Três dias depois do Brexit
Lucy Pepper
Muitas pessoas, nunca saberemos quantas, escolheram “sair” apenas como um voto de protesto, e estão agora em choque por causa dos resultados.
À luz do dia, três dias depois do referendo, e com duas noites de bom sono, ainda estou a lutar para entender o que aconteceu.
Não me interpretem mal. Percebo *como* aconteceu. David Cameron, o primeiro ministro demissionário, e Boris Johnson, o seu provável sucessor, tinham os seus pequenos planos (uma coisa deu para entendermos no discurso de “vitória” do Boris, um discurso pronunciado em estado de choque: ele nunca quis nem esperou “sair” da UE). Nigel Farage, o líder do UKIP; desempenhou o seu papel previsível, agitando fascismo e racismos latentes. Pela sua parte, Jeremy Corbyn, o líder do Partido Trabalhista, não fez quase nada. No meio de tantas mentiras, factos escondidos e propaganda enganadora, o voto foi para “Sair”.
Muitas pessoas, nunca saberemos quantas, escolheram “sair” apenas como um voto de protesto, e estão agora em choque por causa dos resultados. Tanta gente que googlou “o que é a UE?” no dia a seguir ao referendo! A internet tem reportado muitos casos de insultos racistas nas ruas do Reino Unido, do género “ganhámos, vocês têm de sair”, dirigidos a a imigrantes da UE e a cidadãos britânicos de ascendência africana ou asiática.
Nunca vou compreender como uma decisão de tanta importância e com consequências irreversíveis foi posta directamente nas mãos dos eleitores – um tipo de decisão que é normalmente recusada aos mesmos eleitores nas legislativas. Sim, a democracia representativa é um sistema com muitas falhas, mas pelo menos permite que os resultados possam ser rectificados quatro anos depois, e constitui assim uma espécie de almofada entre o eleitor desinformado e a legislação. Mas o voto deste referendo não pode ser rectificado daqui a quatro anos. Mesmo se, por algum milagre, o Reino Unido permanecesse dentro ou ligado à UE, os danos já foram causados, e os monstros já estão à solta.
Os insultos racistas são exatamente o que eu receava.
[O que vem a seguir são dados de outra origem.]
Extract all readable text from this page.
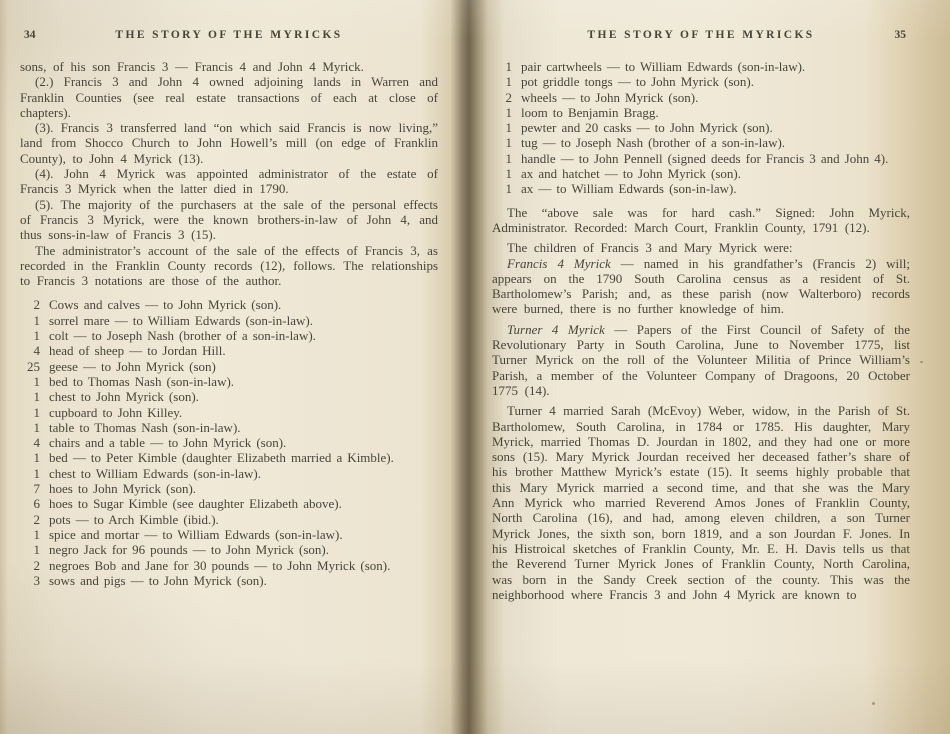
34	THE STORY OF THE MYRICKS

sons, of his son Francis 3 — Francis 4 and John 4 Myrick.

(2.) Francis 3 and John 4 owned adjoining lands in Warren and Franklin Counties (see real estate transactions of each at close of chapters).

(3). Francis 3 transferred land “on which said Francis is now living,” land from Shocco Church to John Howell’s mill (on edge of Franklin County), to John 4 Myrick (13).

(4). John 4 Myrick was appointed administrator of the estate of Francis 3 Myrick when the latter died in 1790.

(5). The majority of the purchasers at the sale of the personal effects of Francis 3 Myrick, were the known brothers-in-law of John 4, and thus sons-in-law of Francis 3 (15).

The administrator’s account of the sale of the effects of Francis 3, as recorded in the Franklin County records (12), follows. The relationships to Francis 3 notations are those of the author.

2 Cows and calves — to John Myrick (son).
1 sorrel mare — to William Edwards (son-in-law).
1 colt — to Joseph Nash (brother of a son-in-law).
4 head of sheep — to Jordan Hill.
25 geese — to John Myrick (son)
1 bed to Thomas Nash (son-in-law).
1 chest to John Myrick (son).
1 cupboard to John Killey.
1 table to Thomas Nash (son-in-law).
4 chairs and a table — to John Myrick (son).
1 bed — to Peter Kimble (daughter Elizabeth married a Kimble).
1 chest to William Edwards (son-in-law).
7 hoes to John Myrick (son).
6 hoes to Sugar Kimble (see daughter Elizabeth above).
2 pots — to Arch Kimble (ibid.).
1 spice and mortar — to William Edwards (son-in-law).
1 negro Jack for 96 pounds — to John Myrick (son).
2 negroes Bob and Jane for 30 pounds — to John Myrick (son).
3 sows and pigs — to John Myrick (son).
THE STORY OF THE MYRICKS	35
1 pair cartwheels — to William Edwards (son-in-law).
1 pot griddle tongs — to John Myrick (son).
2 wheels — to John Myrick (son).
1 loom to Benjamin Bragg.
1 pewter and 20 casks — to John Myrick (son).
1 tug — to Joseph Nash (brother of a son-in-law).
1 handle — to John Pennell (signed deeds for Francis 3 and John 4).
1 ax and hatchet — to John Myrick (son).
1 ax — to William Edwards (son-in-law).

The “above sale was for hard cash.” Signed: John Myrick, Administrator. Recorded: March Court, Franklin County, 1791 (12).

The children of Francis 3 and Mary Myrick were:

Francis 4 Myrick — named in his grandfather’s (Francis 2) will; appears on the 1790 South Carolina census as a resident of St. Bartholomew’s Parish; and, as these parish (now Walterboro) records were burned, there is no further knowledge of him.

Turner 4 Myrick — Papers of the First Council of Safety of the Revolutionary Party in South Carolina, June to November 1775, list Turner Myrick on the roll of the Volunteer Militia of Prince William’s Parish, a member of the Volunteer Company of Dragoons, 20 October 1775 (14).

Turner 4 married Sarah (McEvoy) Weber, widow, in the Parish of St. Bartholomew, South Carolina, in 1784 or 1785. His daughter, Mary Myrick, married Thomas D. Jourdan in 1802, and they had one or more sons (15). Mary Myrick Jourdan received her deceased father’s share of his brother Matthew Myrick’s estate (15). It seems highly probable that this Mary Myrick married a second time, and that she was the Mary Ann Myrick who married Reverend Amos Jones of Franklin County, North Carolina (16), and had, among eleven children, a son Turner Myrick Jones, the sixth son, born 1819, and a son Jourdan F. Jones. In his Histroical sketches of Franklin County, Mr. E. H. Davis tells us that the Reverend Turner Myrick Jones of Franklin County, North Carolina, was born in the Sandy Creek section of the county. This was the neighborhood where Francis 3 and John 4 Myrick are known to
Os eleitores do Brexit vão perceber em breve que não vão ter o que desejavam, que os “estrangeiros” não vão ser deportados para a semana, e que vai haver novos estrangeiros a chegar, e legalmente. Preocupo-me, por isso, que as agressões racistas e xenófobas piorem. O aparente reforço da extrema-direita no Reino Unido animou a extrema-direita no resto da UE, algo que nos deve preocupar a todos.
Os eleitores que acreditaram nas promessas nefastas de que o dinheiro poupado com as contribuições para a União Europeia iria financiar o Serviço Nacional de Saúde descobrirão em breve que o SNS continuará, depois do Brexit, nos seus apuros de sempre, senão ainda piores. O país vai passar por dificuldades económicas, pelo menos durante algum tempo, e isso não vai trazer de volta o dinheiro que foi cortado aos deficientes, não vai trazer de volta os empregos perdidos, e os negócios que desaparecerem por ser mais difícil negociar com Europa não vão criar novos empregos para ninguém.
A Escócia já está para sair do Reino Unido, e vai ter problemas em reentrar na UE. A Irlanda de Norte até é capaz de fazer uma coisa impensável na minha vida, e juntar-se à Irlanda. A união britânica acabará de vez.
Os eleitores que acham que ganharam a “independência” da Europa continental vão perceber dentro de dias que a sua ilha não está mais perto do meio do Atlântico.
E o mundo inteiro perdeu confiança no Reino Unido, e seja no que for. E sempre que os nossos governos nos assegurarem, por exemplo, que as relações entre Portugal e o Reino Unido não correm perigo, como acreditar? A confiança que tínhamos em que os nossos governos iriam pelo menos *tentar* fazer alguma coisa certa já não existe.